In this sense, the ECJ ruled that Germany was allowed to keep legislation requiring that pharmacies by owned by pharmacists, without such a restriction constituting an disproportional restriction on free movement of capital and services (ECJ, 19/05/09, affairs C-171/07 & C-172/07, Apothekerkammer des Saarlandes et al.). Indeed, German law required that pharmacies—because they sell potentially dangerous medicines—be owned and operated by pharmacists, who alone are competent to advise and protect the public against misuse of medicine. The ECJ decided that this goal was compatible with the restriction on free movement on capital and services that these measures implied.
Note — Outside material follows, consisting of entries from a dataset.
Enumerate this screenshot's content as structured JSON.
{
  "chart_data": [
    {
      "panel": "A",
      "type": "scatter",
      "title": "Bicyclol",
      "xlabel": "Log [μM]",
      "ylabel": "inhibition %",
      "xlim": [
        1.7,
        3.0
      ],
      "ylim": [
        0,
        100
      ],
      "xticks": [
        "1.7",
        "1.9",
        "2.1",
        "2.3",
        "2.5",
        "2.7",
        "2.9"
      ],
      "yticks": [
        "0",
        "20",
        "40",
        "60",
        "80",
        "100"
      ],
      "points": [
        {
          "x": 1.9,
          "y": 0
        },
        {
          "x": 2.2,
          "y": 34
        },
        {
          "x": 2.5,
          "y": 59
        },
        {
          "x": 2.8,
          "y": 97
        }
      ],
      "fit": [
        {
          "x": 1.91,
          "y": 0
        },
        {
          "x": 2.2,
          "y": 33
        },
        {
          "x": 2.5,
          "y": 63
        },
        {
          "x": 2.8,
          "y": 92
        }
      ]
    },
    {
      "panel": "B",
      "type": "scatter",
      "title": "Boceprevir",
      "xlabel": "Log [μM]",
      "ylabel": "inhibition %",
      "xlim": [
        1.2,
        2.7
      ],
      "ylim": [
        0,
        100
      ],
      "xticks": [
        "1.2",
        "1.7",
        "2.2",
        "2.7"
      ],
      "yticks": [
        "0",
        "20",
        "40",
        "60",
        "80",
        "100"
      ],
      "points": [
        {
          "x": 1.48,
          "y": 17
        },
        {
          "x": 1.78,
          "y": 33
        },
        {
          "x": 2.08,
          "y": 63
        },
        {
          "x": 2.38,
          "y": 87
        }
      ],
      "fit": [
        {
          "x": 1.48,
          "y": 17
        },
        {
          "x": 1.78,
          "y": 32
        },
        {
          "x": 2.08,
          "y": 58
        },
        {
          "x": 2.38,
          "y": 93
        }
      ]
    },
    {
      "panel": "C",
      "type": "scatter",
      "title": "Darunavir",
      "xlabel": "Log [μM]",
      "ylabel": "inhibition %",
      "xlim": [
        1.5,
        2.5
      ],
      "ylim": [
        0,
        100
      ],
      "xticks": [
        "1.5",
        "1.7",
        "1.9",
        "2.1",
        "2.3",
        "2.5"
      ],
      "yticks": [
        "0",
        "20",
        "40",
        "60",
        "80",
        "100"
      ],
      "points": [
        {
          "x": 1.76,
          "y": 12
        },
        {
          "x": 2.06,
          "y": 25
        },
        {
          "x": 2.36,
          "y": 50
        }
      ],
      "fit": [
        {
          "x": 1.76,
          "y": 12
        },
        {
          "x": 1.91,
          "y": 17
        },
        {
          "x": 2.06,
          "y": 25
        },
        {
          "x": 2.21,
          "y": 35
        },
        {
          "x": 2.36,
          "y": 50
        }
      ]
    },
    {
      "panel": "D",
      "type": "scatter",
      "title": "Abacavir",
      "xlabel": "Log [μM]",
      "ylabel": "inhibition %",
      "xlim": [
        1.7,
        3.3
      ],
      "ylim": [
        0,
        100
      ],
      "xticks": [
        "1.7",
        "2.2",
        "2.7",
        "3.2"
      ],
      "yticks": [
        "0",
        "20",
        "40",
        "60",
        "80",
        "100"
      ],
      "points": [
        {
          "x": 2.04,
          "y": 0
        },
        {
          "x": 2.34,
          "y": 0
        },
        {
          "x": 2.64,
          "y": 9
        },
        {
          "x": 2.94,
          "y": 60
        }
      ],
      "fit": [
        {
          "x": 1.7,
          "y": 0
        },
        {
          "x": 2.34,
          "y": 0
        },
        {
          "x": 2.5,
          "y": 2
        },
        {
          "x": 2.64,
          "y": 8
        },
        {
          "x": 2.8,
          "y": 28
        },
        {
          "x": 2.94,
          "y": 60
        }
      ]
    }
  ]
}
See also infra Sector Report II.10-1, Two decisions by the European Union’s General Court jeopardise the European Emission Trading Scheme, for an analogous analysis by the EU General Court, which decided that the European Commission was incompetent to replace member states in deciding the amount of emissions quotas to be issued, and to determine their price. This is another example of the European Union court system defending member states sole legitimacy (against the European Commission) in deciding the amount of risk that they expose their populations to.

We can only applaud the ECJ’s decision, which upholds the principle of democratic self-determination as concerns social protection and exposure to risk; and that technical experts cannot make decisions for national communities in areas such as healthcare policy.